A former oil chief executive says: "I'm not a great fan of the way that this is playing out for Tony. He's a very open and candid guy and has boyish looks that don't give him gravitas. Those are probably attributes that you don't need in these circumstances."
He is also critical of the BP chairman, Carl-Henric Svanberg, who has kept an astonishingly low profile during the crisis. "Although Tony hasn't covered himself in glory, Svanberg has been laughable. You need your chairman to step in and talk to the newspapers while the CEO gets on with the task of sorting out the problem."
While it seems inevitable that there will be regime change, a new management team could find itself in a relatively strong position as a result of fundamental changes that the industry will now go through.
Perversely, majors might reassert their market dominance. President Obama has announced a six-month moratorium on costly, potentially dangerous deepwater drilling in the area while the clean-up continues.
This could cost up to 6,000 jobs in Louisiana and will hit the pockets of the oil majors. But the likes of BP and Shell can afford the hit. "BP can probably handle $20bn to $40bn," says an industry expert.
"All those medium-sized players will look at the spill and have to admit that they would go into bankruptcy if they suffered a similar event."
The result could be that smaller companies – that don't have market values in excess of $100bn – might pull out of deepwater activities. Only the big boys of the industry would remain in these lucrative waters.
Also, the majors might take many key operations back in-house as contractors grow concerned over potential liabilities. For example, Transocean supplied the Horizon rig and hired the contractors on the project.

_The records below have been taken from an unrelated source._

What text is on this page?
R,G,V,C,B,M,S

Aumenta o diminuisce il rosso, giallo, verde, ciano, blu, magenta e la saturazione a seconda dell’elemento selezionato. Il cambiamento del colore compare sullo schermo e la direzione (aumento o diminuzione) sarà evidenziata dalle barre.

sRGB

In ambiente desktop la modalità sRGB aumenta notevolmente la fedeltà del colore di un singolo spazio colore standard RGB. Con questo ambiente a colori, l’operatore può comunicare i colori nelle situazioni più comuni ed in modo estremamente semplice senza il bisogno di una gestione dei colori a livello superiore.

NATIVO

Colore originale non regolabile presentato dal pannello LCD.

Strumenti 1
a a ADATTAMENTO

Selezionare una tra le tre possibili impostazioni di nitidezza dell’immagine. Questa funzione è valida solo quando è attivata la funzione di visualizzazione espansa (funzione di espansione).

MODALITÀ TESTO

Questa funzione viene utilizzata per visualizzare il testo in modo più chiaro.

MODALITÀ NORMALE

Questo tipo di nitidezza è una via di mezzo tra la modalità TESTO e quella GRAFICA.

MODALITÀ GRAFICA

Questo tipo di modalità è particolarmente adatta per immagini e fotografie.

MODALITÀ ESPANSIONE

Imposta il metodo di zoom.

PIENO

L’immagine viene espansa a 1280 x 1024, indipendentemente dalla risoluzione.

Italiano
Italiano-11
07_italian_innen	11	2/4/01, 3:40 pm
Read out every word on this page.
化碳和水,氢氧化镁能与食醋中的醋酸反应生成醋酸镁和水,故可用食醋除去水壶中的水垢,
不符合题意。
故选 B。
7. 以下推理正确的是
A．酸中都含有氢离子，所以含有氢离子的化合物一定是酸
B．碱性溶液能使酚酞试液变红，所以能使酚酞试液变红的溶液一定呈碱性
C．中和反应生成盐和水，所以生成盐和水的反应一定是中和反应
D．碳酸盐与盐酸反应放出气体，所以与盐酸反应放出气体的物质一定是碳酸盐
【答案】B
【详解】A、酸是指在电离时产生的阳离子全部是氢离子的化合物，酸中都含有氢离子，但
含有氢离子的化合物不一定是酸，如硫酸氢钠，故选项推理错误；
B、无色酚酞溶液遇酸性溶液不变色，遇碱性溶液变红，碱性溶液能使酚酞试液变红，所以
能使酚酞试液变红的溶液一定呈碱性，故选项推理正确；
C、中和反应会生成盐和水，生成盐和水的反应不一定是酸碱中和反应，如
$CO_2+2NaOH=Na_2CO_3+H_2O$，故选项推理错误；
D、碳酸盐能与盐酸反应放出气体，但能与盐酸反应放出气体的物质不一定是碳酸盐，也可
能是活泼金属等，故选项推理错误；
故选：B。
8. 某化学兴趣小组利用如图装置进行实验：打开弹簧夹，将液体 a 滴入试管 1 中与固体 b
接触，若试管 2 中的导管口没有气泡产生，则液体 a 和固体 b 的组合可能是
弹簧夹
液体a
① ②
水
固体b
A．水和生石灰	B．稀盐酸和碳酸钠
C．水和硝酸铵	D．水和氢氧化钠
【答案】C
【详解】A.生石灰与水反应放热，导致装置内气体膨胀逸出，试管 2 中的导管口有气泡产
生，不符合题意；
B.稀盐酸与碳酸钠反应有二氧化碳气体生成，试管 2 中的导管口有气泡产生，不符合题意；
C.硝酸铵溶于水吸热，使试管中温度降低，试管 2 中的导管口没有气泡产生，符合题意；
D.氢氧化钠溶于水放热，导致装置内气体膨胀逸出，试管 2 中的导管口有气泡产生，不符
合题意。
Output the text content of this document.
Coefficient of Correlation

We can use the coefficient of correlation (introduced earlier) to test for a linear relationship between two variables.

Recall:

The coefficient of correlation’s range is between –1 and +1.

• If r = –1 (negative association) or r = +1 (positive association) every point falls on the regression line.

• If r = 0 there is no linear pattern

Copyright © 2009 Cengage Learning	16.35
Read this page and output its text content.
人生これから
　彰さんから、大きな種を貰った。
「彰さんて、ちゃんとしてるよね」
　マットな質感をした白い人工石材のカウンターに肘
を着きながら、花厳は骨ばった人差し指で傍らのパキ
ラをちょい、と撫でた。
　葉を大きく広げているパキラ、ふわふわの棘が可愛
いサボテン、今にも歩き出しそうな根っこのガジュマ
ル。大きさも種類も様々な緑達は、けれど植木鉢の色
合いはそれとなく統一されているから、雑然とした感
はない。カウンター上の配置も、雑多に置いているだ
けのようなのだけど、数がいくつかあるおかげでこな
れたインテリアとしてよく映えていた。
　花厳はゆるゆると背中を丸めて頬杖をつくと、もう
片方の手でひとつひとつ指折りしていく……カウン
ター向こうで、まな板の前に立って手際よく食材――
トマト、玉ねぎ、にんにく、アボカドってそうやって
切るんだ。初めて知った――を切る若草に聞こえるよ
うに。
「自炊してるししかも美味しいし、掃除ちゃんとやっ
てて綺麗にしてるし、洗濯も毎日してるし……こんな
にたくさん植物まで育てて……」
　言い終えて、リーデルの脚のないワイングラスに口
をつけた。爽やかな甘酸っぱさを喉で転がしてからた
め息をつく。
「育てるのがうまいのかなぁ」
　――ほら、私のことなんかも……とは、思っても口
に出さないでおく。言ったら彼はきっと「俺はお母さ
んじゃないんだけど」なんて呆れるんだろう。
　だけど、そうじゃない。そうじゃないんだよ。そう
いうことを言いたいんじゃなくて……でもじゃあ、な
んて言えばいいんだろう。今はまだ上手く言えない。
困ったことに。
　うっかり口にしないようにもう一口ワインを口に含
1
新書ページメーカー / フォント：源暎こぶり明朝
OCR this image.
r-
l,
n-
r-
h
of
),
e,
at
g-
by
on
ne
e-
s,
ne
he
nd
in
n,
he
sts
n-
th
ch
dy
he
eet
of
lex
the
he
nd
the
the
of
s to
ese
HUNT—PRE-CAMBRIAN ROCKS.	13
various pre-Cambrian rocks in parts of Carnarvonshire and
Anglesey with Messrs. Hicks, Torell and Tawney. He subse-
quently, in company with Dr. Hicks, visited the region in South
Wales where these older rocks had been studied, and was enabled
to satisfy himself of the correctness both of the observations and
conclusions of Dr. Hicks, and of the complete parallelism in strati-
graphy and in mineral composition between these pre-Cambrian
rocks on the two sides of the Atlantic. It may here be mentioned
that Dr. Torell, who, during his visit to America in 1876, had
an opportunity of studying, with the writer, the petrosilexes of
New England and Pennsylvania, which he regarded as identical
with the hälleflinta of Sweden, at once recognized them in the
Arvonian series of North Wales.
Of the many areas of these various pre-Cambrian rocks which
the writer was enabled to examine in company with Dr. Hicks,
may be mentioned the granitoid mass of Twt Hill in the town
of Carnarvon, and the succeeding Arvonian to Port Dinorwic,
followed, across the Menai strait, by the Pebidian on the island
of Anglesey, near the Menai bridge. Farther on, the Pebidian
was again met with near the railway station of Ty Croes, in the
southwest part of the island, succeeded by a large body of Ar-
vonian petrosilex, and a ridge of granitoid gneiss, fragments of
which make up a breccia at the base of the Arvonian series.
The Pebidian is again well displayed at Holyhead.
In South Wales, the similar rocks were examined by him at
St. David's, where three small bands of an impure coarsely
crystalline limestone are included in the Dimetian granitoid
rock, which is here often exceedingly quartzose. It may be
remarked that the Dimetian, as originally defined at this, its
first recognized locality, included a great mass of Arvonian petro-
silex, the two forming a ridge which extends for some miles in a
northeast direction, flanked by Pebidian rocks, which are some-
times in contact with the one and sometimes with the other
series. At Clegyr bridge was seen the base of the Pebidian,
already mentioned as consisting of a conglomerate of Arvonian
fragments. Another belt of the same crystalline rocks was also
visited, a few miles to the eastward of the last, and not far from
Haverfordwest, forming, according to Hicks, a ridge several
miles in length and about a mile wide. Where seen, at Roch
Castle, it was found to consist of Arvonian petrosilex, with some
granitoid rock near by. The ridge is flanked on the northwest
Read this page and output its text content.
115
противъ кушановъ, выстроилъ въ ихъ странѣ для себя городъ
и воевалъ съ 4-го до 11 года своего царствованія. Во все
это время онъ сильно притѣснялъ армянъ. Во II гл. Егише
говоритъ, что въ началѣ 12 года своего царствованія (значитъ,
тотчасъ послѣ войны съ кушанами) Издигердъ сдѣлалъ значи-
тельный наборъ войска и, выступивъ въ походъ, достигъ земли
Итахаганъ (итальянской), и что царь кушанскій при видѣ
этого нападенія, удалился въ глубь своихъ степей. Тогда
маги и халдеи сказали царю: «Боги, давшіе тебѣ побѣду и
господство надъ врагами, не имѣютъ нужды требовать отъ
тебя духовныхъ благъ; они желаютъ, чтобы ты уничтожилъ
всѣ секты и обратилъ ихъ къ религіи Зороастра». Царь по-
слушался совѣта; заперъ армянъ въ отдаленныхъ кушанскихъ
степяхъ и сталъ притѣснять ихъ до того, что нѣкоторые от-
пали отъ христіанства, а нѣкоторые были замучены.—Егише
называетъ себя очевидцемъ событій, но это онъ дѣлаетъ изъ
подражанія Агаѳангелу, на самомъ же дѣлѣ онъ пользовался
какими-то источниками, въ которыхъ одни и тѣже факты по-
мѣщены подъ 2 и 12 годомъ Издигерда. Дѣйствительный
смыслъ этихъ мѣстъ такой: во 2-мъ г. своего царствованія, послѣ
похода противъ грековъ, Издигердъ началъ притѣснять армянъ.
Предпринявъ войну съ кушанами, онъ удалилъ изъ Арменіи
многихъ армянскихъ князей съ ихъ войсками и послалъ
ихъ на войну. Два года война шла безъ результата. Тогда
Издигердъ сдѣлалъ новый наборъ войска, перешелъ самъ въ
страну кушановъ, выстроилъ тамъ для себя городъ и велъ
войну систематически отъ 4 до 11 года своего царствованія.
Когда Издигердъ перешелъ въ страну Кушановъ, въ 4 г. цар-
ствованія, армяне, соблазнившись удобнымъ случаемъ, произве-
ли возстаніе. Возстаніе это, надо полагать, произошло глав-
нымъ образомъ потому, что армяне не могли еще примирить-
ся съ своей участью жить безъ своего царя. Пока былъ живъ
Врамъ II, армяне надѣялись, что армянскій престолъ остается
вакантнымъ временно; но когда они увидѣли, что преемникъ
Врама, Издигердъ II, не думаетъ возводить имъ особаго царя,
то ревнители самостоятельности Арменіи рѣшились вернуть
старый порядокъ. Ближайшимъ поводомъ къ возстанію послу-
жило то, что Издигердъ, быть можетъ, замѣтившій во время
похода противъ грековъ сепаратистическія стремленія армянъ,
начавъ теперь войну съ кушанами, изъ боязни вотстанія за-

This would pass more of the risk on to industry giants, but also give them the bulk of the rewards. With so few companies in this part of the market, consolidation would become even more difficult as there would be more competition issues.
BP looks likely to retain its independence, though its reputation will take a long time to restore. However, rehabilitation can be achieved. Twenty-one years on from Exxon Valdez and Exxon is still one of the world's biggest oil companies.
But this is likely to come at the price of the heads of the top executives and a total realignment of the oil industry.